The Lowepro Pro Roller 1 Rolling Camera Case, with sealed-bearing, in-line skate wheels and an extendable and single-handle tube system delivers perfect balance so it rolls effortlessly. It converts into a backpack with tuck-away ergonomic harness and waist belt. The customizable interior with adjustable, padded dividers and its all-weather cover will keep your gear well protected. It also includes two tripod and light stand holders. $239.
Zero Halliburton makes the Zeroller ZR107C-SI, a heat-tempered aluminum rolling case, with a triple-digit combination lock, high-density foam padding, and a neoprene gasket that keeps out dust and moisture. $475.
Bags for Accessories
What about protection for your tripods, light kits, mixers, microphones, etc? You can bag these separately too.
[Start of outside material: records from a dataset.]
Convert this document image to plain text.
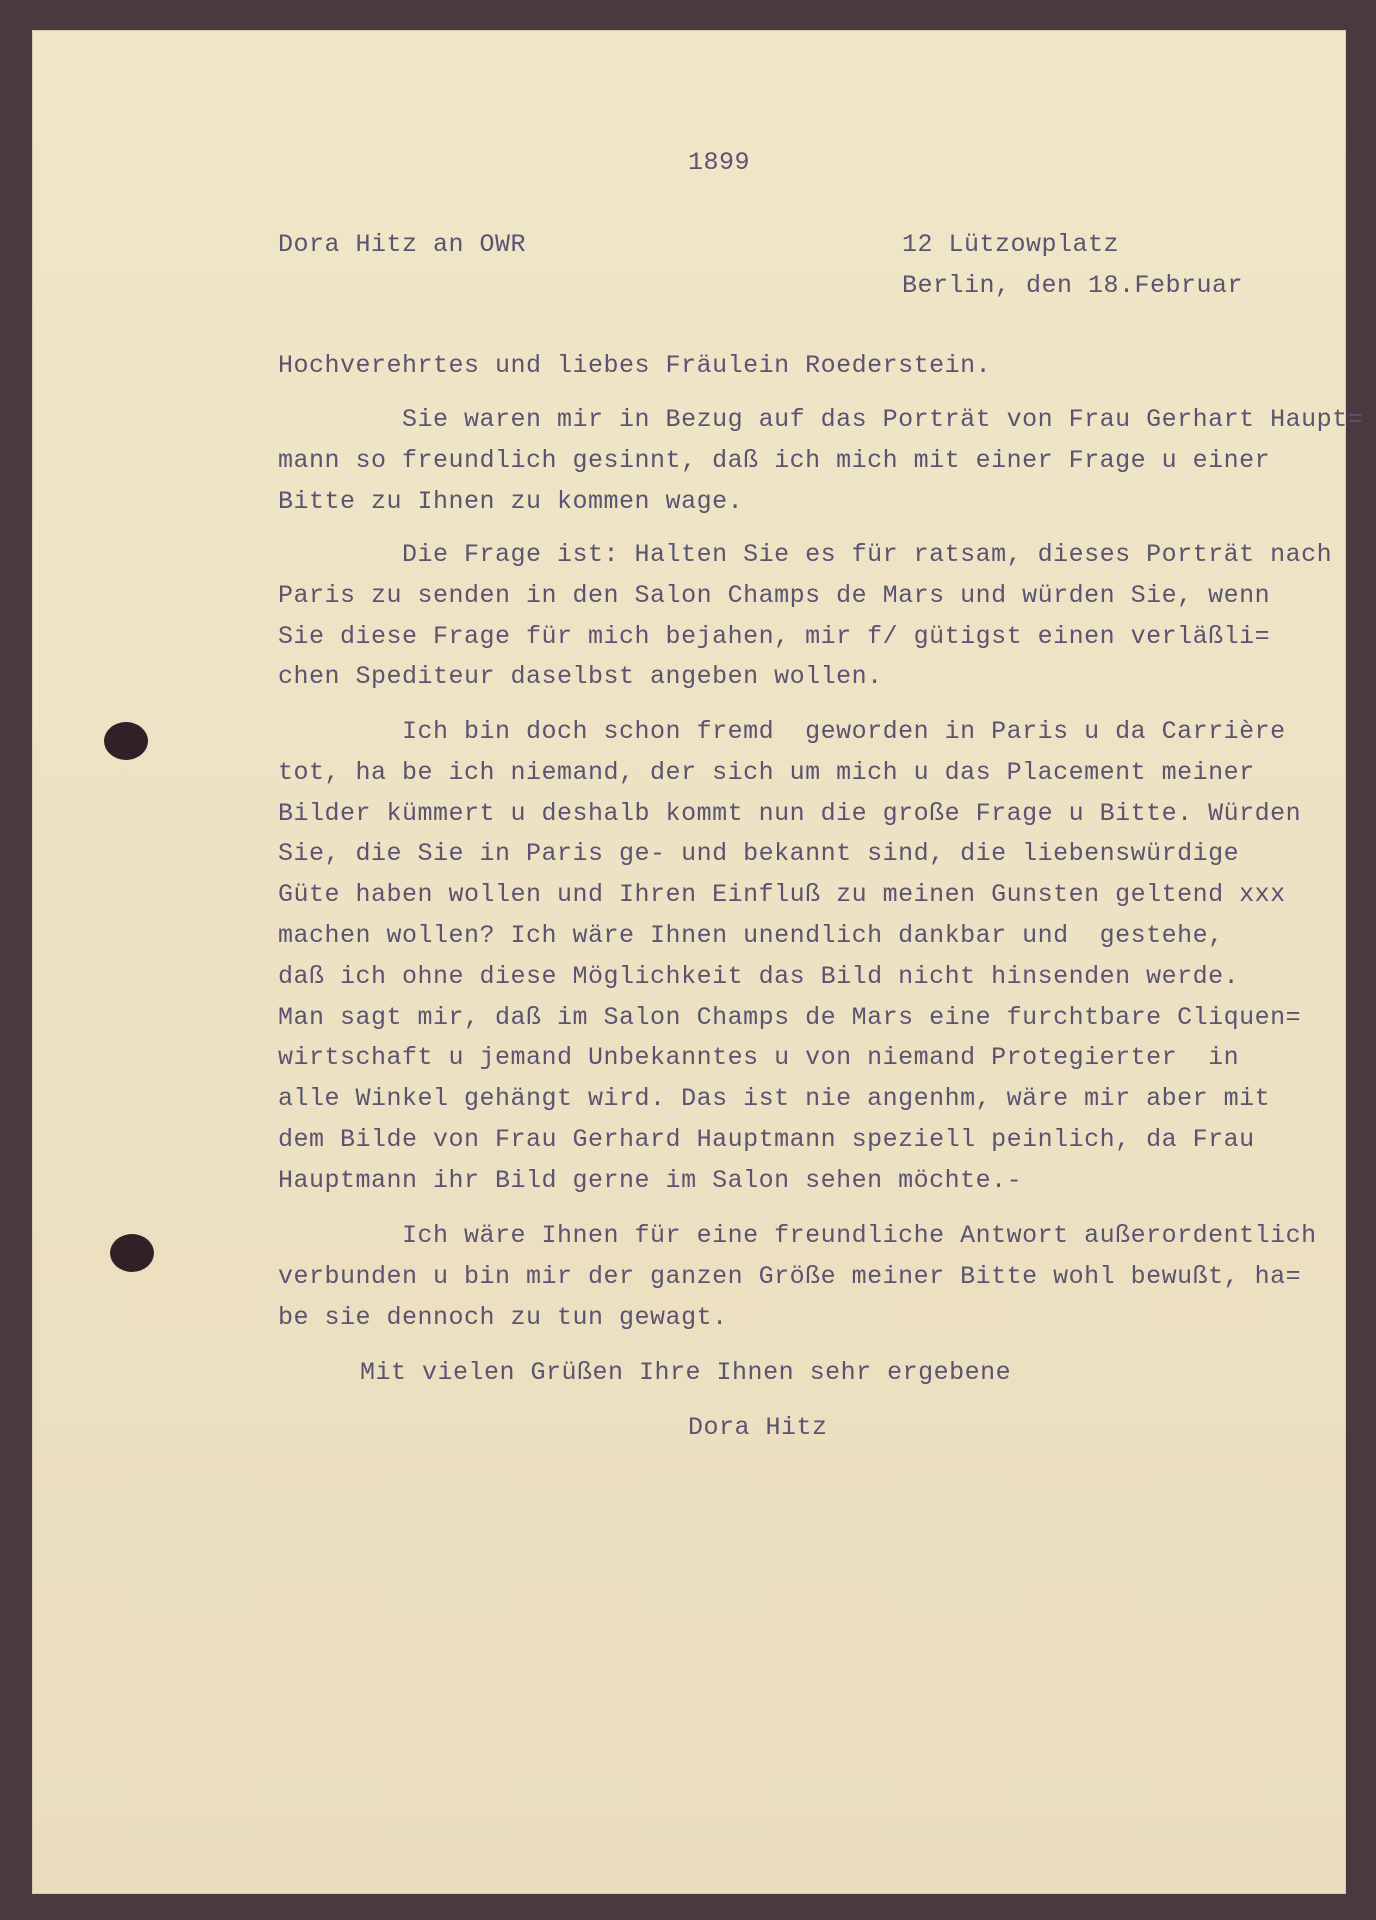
1899
Dora Hitz an OWR	12 Lützowplatz
Berlin, den 18.Februar
Hochverehrtes und liebes Fräulein Roederstein.
Sie waren mir in Bezug auf das Porträt von Frau Gerhart Haupt=
mann so freundlich gesinnt, daß ich mich mit einer Frage u einer
Bitte zu Ihnen zu kommen wage.
Die Frage ist: Halten Sie es für ratsam, dieses Porträt nach
Paris zu senden in den Salon Champs de Mars und würden Sie, wenn
Sie diese Frage für mich bejahen, mir f/ gütigst einen verläßli=
chen Spediteur daselbst angeben wollen.
Ich bin doch schon fremd  geworden in Paris u da Carrière
tot, ha be ich niemand, der sich um mich u das Placement meiner
Bilder kümmert u deshalb kommt nun die große Frage u Bitte. Würden
Sie, die Sie in Paris ge- und bekannt sind, die liebenswürdige
Güte haben wollen und Ihren Einfluß zu meinen Gunsten geltend xxx
machen wollen? Ich wäre Ihnen unendlich dankbar und  gestehe,
daß ich ohne diese Möglichkeit das Bild nicht hinsenden werde.
Man sagt mir, daß im Salon Champs de Mars eine furchtbare Cliquen=
wirtschaft u jemand Unbekanntes u von niemand Protegierter  in
alle Winkel gehängt wird. Das ist nie angenhm, wäre mir aber mit
dem Bilde von Frau Gerhard Hauptmann speziell peinlich, da Frau
Hauptmann ihr Bild gerne im Salon sehen möchte.-
Ich wäre Ihnen für eine freundliche Antwort außerordentlich
verbunden u bin mir der ganzen Größe meiner Bitte wohl bewußt, ha=
be sie dennoch zu tun gewagt.
Mit vielen Grüßen Ihre Ihnen sehr ergebene
Dora Hitz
Some manufacturers make bags specifically for accessories, like Photoflex, with its Transpac Multi Kit Case for your lighting kits and tripod. This bag has double-stitched seams, oversized zippers, and customizable divider systems. $199.
The Fiberbilt 515-1250 Tripod/Light Stand Case is a tubular transit case made to ship tripods and light stands up to 50" long with a diameter up to 12". It is lightweight with a double wall construction inside, and with ½-inch foam lining in top and bottom. $194.
Tool Pouches, Belt and Hip Packs
Tool pouches, fanny pouches, belt and hip packs, are all very convenient for storing smaller items and personal belongings. These bags allow for quick and easy access to your belongings.
The Porta-Brace HP-1 Hip Pack will hold your tapes, batteries, even personal paraphernalia. The principal compartment has a reinforced interior and extra pockets for small items. The Hip Packs come with a Porta-Brace water bottle, wide quick-release belt and a small shoulder strap. $79.
For your tools and other video paraphernalia, there is the Rolling Gear Bag from SetWear. It contains multiple pockets, solid neoprene wheels, and interior padding to protect your gear. $80.
Smart videographers appreciate the value of a quality bag to store their equipment. It not only safeguards your camcorder and accessories from dents and scratches, but it can also prolongs the quality of their performance. You will operate more efficiently when you are confident. And you will be confident knowing that your video equipment is in top-notch condition. It just makes good sense to bag it!